タイトル【No.852】成長の芽を摘む国ニッポン (後編)― 煩わしい「公募様式」を何とかして!―
発行日:2018/03/29
読者の声

◆ 金子 弘氏(2018/07/08)

「成長の芽を摘む国ニッポン(後編)―煩わしい「公募様式」を何とかして!―」に対する読者の声

国立大学法人等の収入構造について-運営費交付金に着目して-

文部科学省の科学技術・学術審議会学術分科会「学術研究の総合的な推進方策について(最終報告)」(平成27年1月)において、基盤的経費の減少による研究環境の悪化が指摘されている。大学等での学術研究の特質は教育と研究の一体性であることから、運営費交付金に着目して、国立大学法人等の収入構造の現実を明らかにすることを目的とした。

会計検査院「独立行政法人及び国立大学法人等の自己収入の確保等に向けた取組の状況について」(平成27年12月)によると、42の教育研究業務に必要な機関として附属病院を設置している国立大学法人(以下「病院設置型国立大学」という。)の平成21~25年度間の金額の推移は297億9,400万円の大幅な減額となっているが、単年度の収入に占める割合は30.0~35.0%の間で推移している。この背景には、病院収入が平成21~25年度間で1,892億6,000万円の大幅な増額、単年度の収入に占める割合は28.9~33.9%の間で推移していることがある。(15頁表6-2、19頁表7-2による。)

一方、48の附属病院を設置せず教育研究業務のみを行っている国立大学法人及び研究業務のみを行っている大学共同利用機関法人(以下「教育研究型国立大学」という。)の平成21~25年度間の金額の推移は1億3,400万円の増額となっているが、単年度の収入に占める割合は53.8~62.6%の間で推移している。(15頁表6-2による。)
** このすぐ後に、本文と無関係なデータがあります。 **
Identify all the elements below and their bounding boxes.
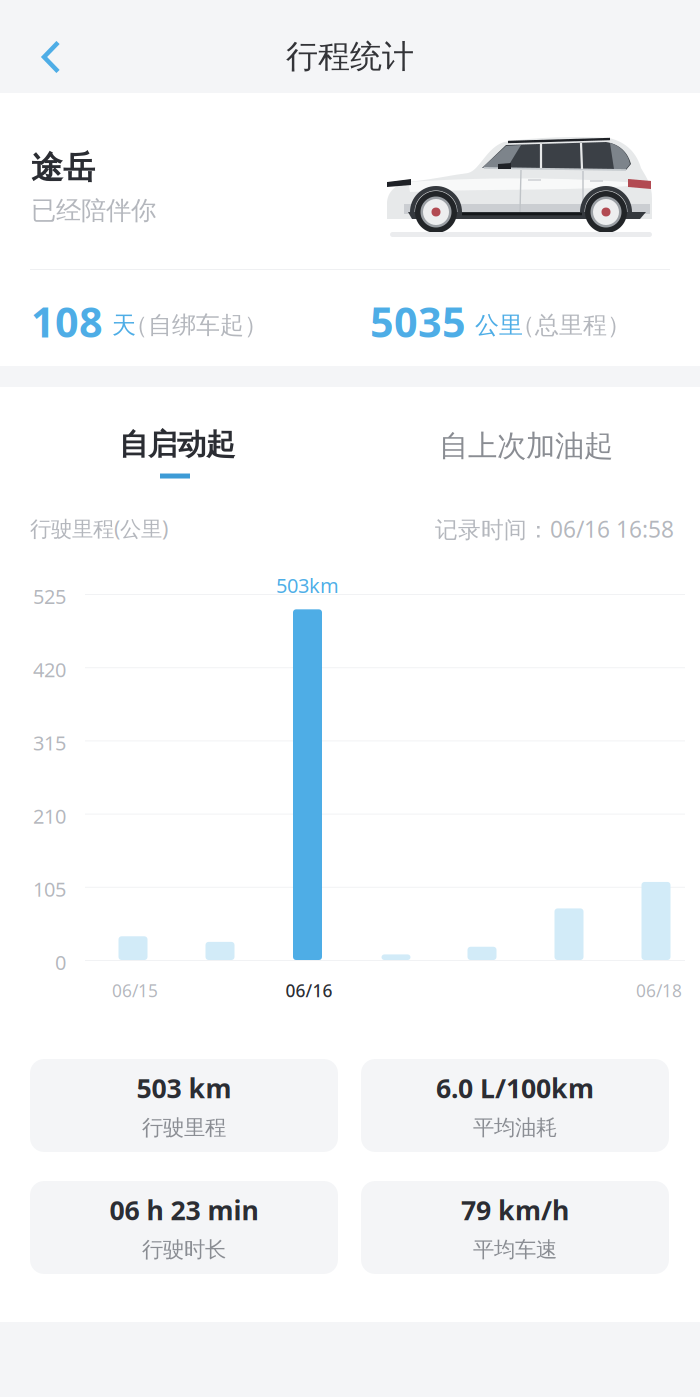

こうしたことから、国立大学法人等の収入構造は、病院で収益を上げる病院設置型国立大学、運営費交付金への依存が高い教育研究型国立大学となっているといえる。従って、学術研究の特質である教育と研究の一体性が安定的・継続的に行われるには、教育研究型国立大学間で入学定員の削減を伴う研究科、学部等の整理を行った上で、病院設置型国立大学と統合して、運営費交付金の集中投下を図るべきである。